The Quiet Protests of Sassy Mom Merch

The Quiet Protests of Sassy Mom Merch
Jeff Taylor /The Winchester Star via AP

I don't have kids, but I do have a fascination with sassy mom merch. This may date back to the many post-church Sunday afternoons I spent in my childhood, in Texas, hanging around the Cracker Barrel store, perusing wooden placards about how “if mama ain't happy ain't nobody happy,” or how coffee is actually salad—bean salad. Before social media, these cheerfully harried memes offered a collective construction of maternal identity; now, thanks to Pinterest and Instagram and Etsy, they populate countless online shops, where, in simple block letters or in the flouncy faux-handwriting script that Vox termed “bridesmaid font,” you can find the old quips—and a seemingly infinite number of variations—on mugs, hoodies, T-shirts, and other items. There are gender-specific quasi-laments, like “Support Wildlife, Raise Boys” and “Mama of Drama #GirlMom.” One popular slogan proclaims, “Just a regular mama trying not to raise assholes.” The “Thou Shall Not Try Me: Mood 24:7” shirt uses both block lettering and bridesmaid font.
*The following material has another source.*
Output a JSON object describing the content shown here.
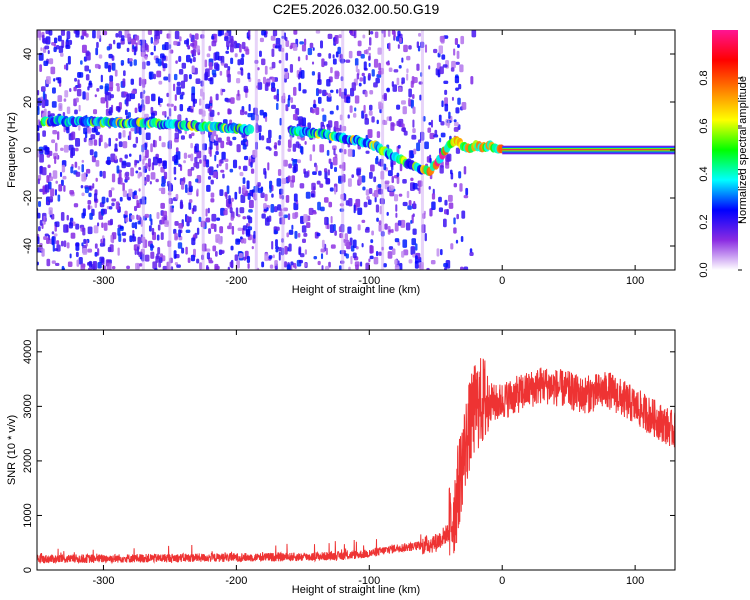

Sometimes, bridesmaid font is combined with rap vernacular to indicate that the mother is busy and capable, as with the tees that say “Domestic Gangsta” or “Mother Hustler.” (Sassy mom merch of this sort seems to be a mostly white phenomenon; its wearers generally lean conservative, at least in their instincts about the centrality of caregiving to female identity.)